Dr Viv Aitken on EIT’s Hawke’s Bay campus.

Newly-appointed associate professor and programme coordinator for EIT’s Bachelor of Teaching (Primary), Dr Viv Aitken is delighted to be associated with the innovative degree programme.

Launched in 2012, New Zealand’s first undergraduate practice-based degree for training primary teachers was also the first of its kind to be offered by an institute of technology in New Zealand.

“I’m just so impressed with the design of the programme,” Viv enthuses. “It’s a fabulous way of working in partnership with schools.  It’s a very service-based and practice-based degree but it doesn’t compromise all the important theory and integrates it in a way that is exciting and relevant.”
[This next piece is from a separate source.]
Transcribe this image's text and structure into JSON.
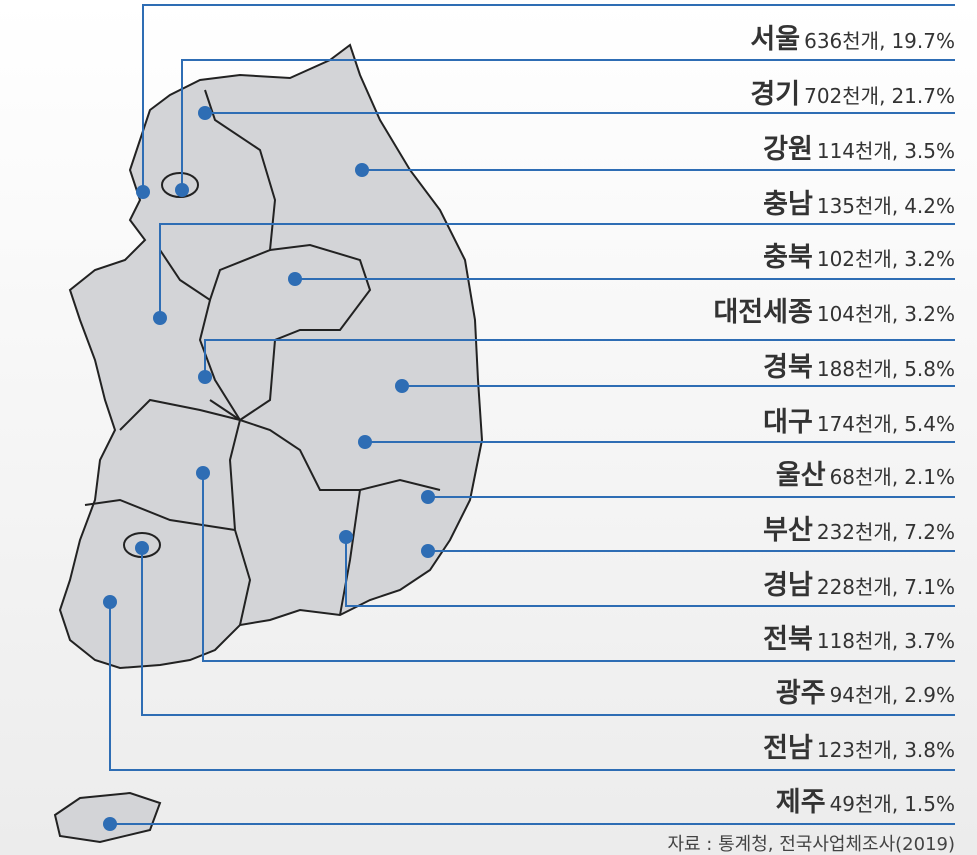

Viv also appreciates working with a team that has a shared vision for the programme, bringing to it a sense of ownership and commitment.

“They are a talented bunch of people who work hard and who have made me feel welcome.”

Most recently senior lecturer in the Faculty of Education at the University of Waikato, Viv took the academic road into teaching. Pursuing a love of drama, she studied for her BA (Hons) and Master of Philosophy in Wales and then completed a doctorate and Post Graduate Diploma in Teaching at Waikato University.

While she was born and raised in England, her father – a London-based film critic – is a fourth-generation New Zealander.   So she characterises her permanent move to this country 21 years ago as “coming home”.

After a stint in stage management in Dublin, she taught English, the performing arts and ESOL (English as a second language)at high schools in Christchurch. For the last 20 years, her experience has been in tertiary education, teaching papers in theatre studies, literature and education at the University of Waikato.

Viv’s current research focus is “Mantle of the Expert”, a student-centred, dramatic inquiry-based approach to teaching and learning, in which children learn across the curriculum through drama.

“We have found it works particularly well at primary level. It really engages the children, and the teachers get hooked too.”

As for the challenges of working with beginner teachers, Viv says: “We often need to unpack their assumptions.  People tend to think they know what a teacher is and does but a lot of work is needed to rethink the realities of that and become reflective and creative.  Critical thinking is one of the programme’s core aims.”

Living in Havelock North, Viv is enjoying the change of lifestyle in Hawke’s Bay. With her two daughters, Caoimhe and Siobhan, enrolled in tertiary studies, she enjoys spending time with her partner, reading, theatre, movies and walking her retired racing greyhound, Tommy.